The Brexit, the exit of the United Kingdom from the European Union, has a big impact at all levels, and naturally with gambling as well. This has an impact not only in the European Union countries but also with all the countries doing business with the UK, as the legal agreements change with this exit.
It’s not only the exit from the EU, but also the likely exit from the European Economic Area (EEA), to which also belong Norway, Iceland and Liechtenstein. For this reason, gambling companies will have to suffer major changes and will have to restructure their business.
The existing legislation requires gambling operators, land-based or online, to be companies registered in the European Economic Area, something that the UK will stop being, and therefore the companies based in the UK (and Gibraltar) most likely will not follow the legal requirements to be a gambling provider.
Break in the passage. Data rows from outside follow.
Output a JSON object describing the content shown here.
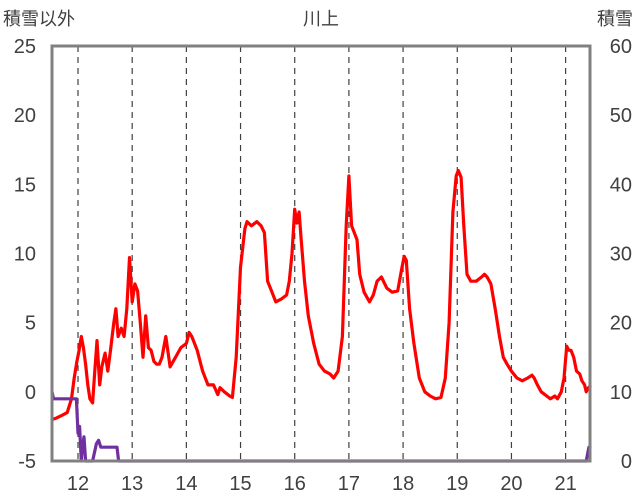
{
  "chart_data": {
    "type": "line",
    "title": "川上",
    "y_left_label": "積雪以外",
    "y_right_label": "積雪",
    "x_ticks": [
      "12",
      "13",
      "14",
      "15",
      "16",
      "17",
      "18",
      "19",
      "20",
      "21"
    ],
    "x_range": [
      11.52,
      21.45
    ],
    "y_left_range": [
      -5,
      25
    ],
    "y_left_ticks": [
      "-5",
      "0",
      "5",
      "10",
      "15",
      "20",
      "25"
    ],
    "y_right_range": [
      0,
      60
    ],
    "y_right_ticks": [
      "0",
      "10",
      "20",
      "30",
      "40",
      "50",
      "60"
    ],
    "grid": {
      "vertical_dashed": true,
      "horizontal": false
    },
    "colors": {
      "temperature": "#ff0000",
      "snow": "#7030a0",
      "axis": "#808080",
      "grid": "#404040"
    },
    "series": [
      {
        "axis": "left",
        "color": "#ff0000",
        "points": [
          [
            11.52,
            -2.0
          ],
          [
            11.6,
            -1.9
          ],
          [
            11.7,
            -1.7
          ],
          [
            11.8,
            -1.5
          ],
          [
            11.88,
            -0.5
          ],
          [
            11.93,
            1.0
          ],
          [
            11.98,
            2.2
          ],
          [
            12.02,
            3.0
          ],
          [
            12.06,
            4.0
          ],
          [
            12.1,
            3.2
          ],
          [
            12.14,
            2.0
          ],
          [
            12.18,
            0.5
          ],
          [
            12.22,
            -0.5
          ],
          [
            12.27,
            -0.8
          ],
          [
            12.31,
            1.5
          ],
          [
            12.35,
            3.7
          ],
          [
            12.4,
            0.5
          ],
          [
            12.44,
            1.8
          ],
          [
            12.5,
            2.8
          ],
          [
            12.55,
            1.5
          ],
          [
            12.6,
            3.0
          ],
          [
            12.66,
            5.0
          ],
          [
            12.7,
            6.0
          ],
          [
            12.74,
            4.0
          ],
          [
            12.8,
            4.6
          ],
          [
            12.85,
            4.0
          ],
          [
            12.9,
            6.0
          ],
          [
            12.95,
            9.7
          ],
          [
            13.0,
            6.5
          ],
          [
            13.05,
            7.8
          ],
          [
            13.1,
            7.3
          ],
          [
            13.15,
            5.0
          ],
          [
            13.2,
            2.5
          ],
          [
            13.25,
            5.5
          ],
          [
            13.3,
            3.2
          ],
          [
            13.35,
            3.0
          ],
          [
            13.4,
            2.2
          ],
          [
            13.45,
            2.0
          ],
          [
            13.5,
            2.0
          ],
          [
            13.55,
            2.5
          ],
          [
            13.62,
            4.0
          ],
          [
            13.7,
            1.8
          ],
          [
            13.8,
            2.5
          ],
          [
            13.9,
            3.2
          ],
          [
            14.0,
            3.5
          ],
          [
            14.05,
            4.3
          ],
          [
            14.1,
            4.0
          ],
          [
            14.2,
            3.0
          ],
          [
            14.3,
            1.5
          ],
          [
            14.4,
            0.5
          ],
          [
            14.5,
            0.5
          ],
          [
            14.58,
            -0.2
          ],
          [
            14.62,
            0.3
          ],
          [
            14.7,
            0.0
          ],
          [
            14.8,
            -0.3
          ],
          [
            14.85,
            -0.4
          ],
          [
            14.92,
            2.5
          ],
          [
            15.0,
            9.0
          ],
          [
            15.08,
            11.8
          ],
          [
            15.12,
            12.3
          ],
          [
            15.2,
            12.0
          ],
          [
            15.3,
            12.3
          ],
          [
            15.38,
            12.0
          ],
          [
            15.44,
            11.5
          ],
          [
            15.5,
            8.0
          ],
          [
            15.58,
            7.2
          ],
          [
            15.65,
            6.5
          ],
          [
            15.75,
            6.7
          ],
          [
            15.85,
            7.0
          ],
          [
            15.9,
            8.0
          ],
          [
            15.95,
            10.0
          ],
          [
            16.0,
            13.2
          ],
          [
            16.04,
            12.2
          ],
          [
            16.08,
            13.0
          ],
          [
            16.12,
            11.0
          ],
          [
            16.18,
            8.0
          ],
          [
            16.25,
            5.5
          ],
          [
            16.35,
            3.5
          ],
          [
            16.45,
            2.0
          ],
          [
            16.55,
            1.5
          ],
          [
            16.65,
            1.3
          ],
          [
            16.72,
            1.0
          ],
          [
            16.8,
            1.5
          ],
          [
            16.88,
            4.0
          ],
          [
            16.95,
            12.0
          ],
          [
            17.0,
            15.6
          ],
          [
            17.05,
            12.0
          ],
          [
            17.1,
            11.5
          ],
          [
            17.15,
            11.0
          ],
          [
            17.2,
            8.5
          ],
          [
            17.28,
            7.2
          ],
          [
            17.38,
            6.5
          ],
          [
            17.45,
            7.0
          ],
          [
            17.52,
            8.0
          ],
          [
            17.6,
            8.3
          ],
          [
            17.7,
            7.5
          ],
          [
            17.8,
            7.2
          ],
          [
            17.9,
            7.3
          ],
          [
            17.98,
            9.0
          ],
          [
            18.02,
            9.8
          ],
          [
            18.06,
            9.5
          ],
          [
            18.12,
            6.0
          ],
          [
            18.2,
            3.5
          ],
          [
            18.3,
            1.0
          ],
          [
            18.4,
            0.0
          ],
          [
            18.5,
            -0.3
          ],
          [
            18.6,
            -0.5
          ],
          [
            18.7,
            -0.4
          ],
          [
            18.78,
            1.0
          ],
          [
            18.85,
            5.0
          ],
          [
            18.92,
            13.0
          ],
          [
            18.98,
            15.6
          ],
          [
            19.02,
            16.0
          ],
          [
            19.07,
            15.5
          ],
          [
            19.12,
            12.0
          ],
          [
            19.18,
            8.5
          ],
          [
            19.25,
            8.0
          ],
          [
            19.35,
            8.0
          ],
          [
            19.45,
            8.3
          ],
          [
            19.5,
            8.5
          ],
          [
            19.55,
            8.3
          ],
          [
            19.62,
            7.8
          ],
          [
            19.7,
            6.0
          ],
          [
            19.78,
            4.0
          ],
          [
            19.85,
            2.5
          ],
          [
            19.92,
            2.0
          ],
          [
            20.0,
            1.5
          ],
          [
            20.1,
            1.0
          ],
          [
            20.2,
            0.8
          ],
          [
            20.3,
            1.0
          ],
          [
            20.38,
            1.2
          ],
          [
            20.42,
            1.0
          ],
          [
            20.48,
            0.5
          ],
          [
            20.55,
            0.0
          ],
          [
            20.65,
            -0.3
          ],
          [
            20.72,
            -0.5
          ],
          [
            20.8,
            -0.3
          ],
          [
            20.85,
            -0.5
          ],
          [
            20.92,
            0.0
          ],
          [
            20.97,
            1.0
          ],
          [
            21.02,
            3.3
          ],
          [
            21.06,
            3.0
          ],
          [
            21.1,
            3.0
          ],
          [
            21.15,
            2.5
          ],
          [
            21.2,
            1.5
          ],
          [
            21.26,
            1.3
          ],
          [
            21.3,
            0.8
          ],
          [
            21.35,
            0.5
          ],
          [
            21.38,
            0.0
          ],
          [
            21.42,
            0.3
          ],
          [
            21.45,
            0.4
          ]
        ]
      },
      {
        "axis": "right",
        "color": "#7030a0",
        "points": [
          [
            11.52,
            10.0
          ],
          [
            11.55,
            9.0
          ],
          [
            11.8,
            9.0
          ],
          [
            11.92,
            9.0
          ],
          [
            11.97,
            9.0
          ],
          [
            12.0,
            4.0
          ],
          [
            12.03,
            5.0
          ],
          [
            12.06,
            0.0
          ],
          [
            12.08,
            2.0
          ],
          [
            12.11,
            3.5
          ],
          [
            12.14,
            0.0
          ],
          [
            12.22,
            0.0
          ],
          [
            12.27,
            0.0
          ],
          [
            12.34,
            2.5
          ],
          [
            12.38,
            3.0
          ],
          [
            12.42,
            2.0
          ],
          [
            12.5,
            2.0
          ],
          [
            12.55,
            2.0
          ],
          [
            12.62,
            2.0
          ],
          [
            12.72,
            2.0
          ],
          [
            12.75,
            0.0
          ],
          [
            13.0,
            0.0
          ],
          [
            21.38,
            0.0
          ],
          [
            21.43,
            2.0
          ],
          [
            21.45,
            2.0
          ]
        ]
      }
    ]
  }
}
A possible, or likely, the outcome will be that those companies will have to relocate to a country in the EEA or simply pass their license to a company operating in a country in that region. Similarly, the whole infrastructure of hardware and software has to be moved to an EEA country too.
Not only operators are impacted by this, but also gambling suppliers might have to renegotiate their gaming agreements, as the existing licenses are applied to EEA countries only.
We mention possible outcomes because it’s not excluded just yet that, despite leaving the EU, the UK or only Gibraltar continues to be a part of the EEA, and therefore making all this scenario go away.
It’s an uncertain situation by now, and negotiations are currently underway in order to reach agreements that make possible the continuity of the existing gambling agreements.
The gambling sector has a significant contribution to the UK and Gibraltar economy, so it’s important to understand what these changes will bring, and how new legislation can make a good transition.
If we take into consideration that in Gibraltar approximately 25% of the Gross Domestic Product comes from the gambling sector, we realize the economic impact Brexit has on the region.
Another question concerns the free circulation of people that will also come to an end. In this particular case, most likely the Spanish people working in Gibraltar will benefit from a possible agreement made Spain and the UK made to solve this question.
If the existing gambling legislation is relatively loose in what concerns online gambling, and will therefore not mean a big impact for the area, the registered companies in UK and Gibraltar will most likely lose the rights for their business, as we already mentioned above.
Taxation impact, workers’ rights, online legislation, consumer protections, including gambling addiction, are some aspects that were properly regulated and that with this change are now undefined.
The complete Brexit will only happen in 2019 or later, but meanwhile, it’s important that gambling companies and the countries involved to take action in order to create the conditions for a smooth transition.